The code is as follows.
The reunion part is helpful for increasing the training speed.

for epoch in range(epochs):
       train_loss = 0.
       for features, indices in tqdm.tqdm(train_data):
           a_index, p_index, n_index = zip(*indices)
           data = features.as_in_context(ctx)
           with autograd.record():
               pred = net(data)
               # reunion the prediction as anchor, positive, negative
               a = pred[a_index,:]
               p = pred[p_index,:]
               n = pred[n_index,:]

               loss_ = loss(a,p,n).sum()
           loss_.backward()
           trainer.step(batch_size, ignore_stale_grad=True)
           train_loss += loss_.asscalar()

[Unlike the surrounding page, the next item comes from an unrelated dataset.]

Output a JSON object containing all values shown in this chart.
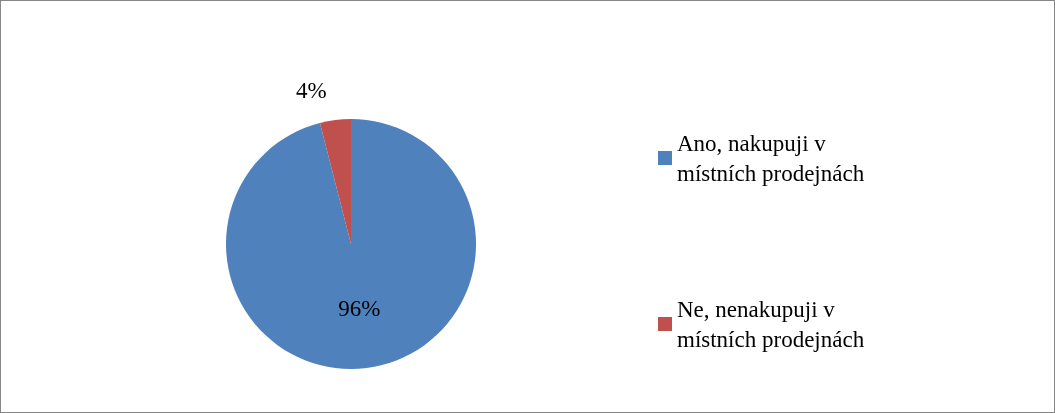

Is the reunion reasonable? And will the loss_ update the parameters correctly?


#2

Your code is doing an indexing operation on pred ndarray, which is supported for proper backward(). I’m not really sure what you mean by “reunion”. I’m also not sure why the indices is part of the train_data. But your code looks fine.


#3

Let’s assume that one batch data is

data = [[a1,p1,n1],[a1,p1,n2],[a1,p1,n3],[a1,p1,n4],
[a1,p2,n1],[a1,p2,n2],[a1,p2,n3],[a1,p2,n4],
[a1,p3,n1],[a1,p3,n2],[a1,p3,n3],[a1,p3,n4]
]

What I plan to do is to distinct the sample.
So the forward part is only related to [a1,p1,p2,p3,n1,n2,n3,n4] once.
But, the triplet loss is calculated with each pair of the data.


#4

What you’re doing works fine as shown by this code:

a = nd.array(range(10)).reshape((5,2))
a.attach_grad()
# Check simple case
with autograd.record():
    z0 = (a ** 2).sum()

z0.backward()
print(a.grad)

OUTPUT:

[[ 0.  2.]
 [ 4.  6.]
 [ 8. 10.]
 [12. 14.]
 [16. 18.]]
<NDArray 5x2 @cpu(0)>
# Check indexed case
idx0 = (1, 1, 1)
idx1 = (0, 2, 4)
with autograd.record():
    z1 = (a[idx0, :] ** 2).sum() + (a[idx1, :] ** 3).sum()

z1.backward()
print(a.grad)

OUTPUT:

[[  0.   3.]
 [ 12.  18.]
 [ 48.  75.]
 [  0.   0.]
 [192. 243.]]
<NDArray 5x2 @cpu(0)>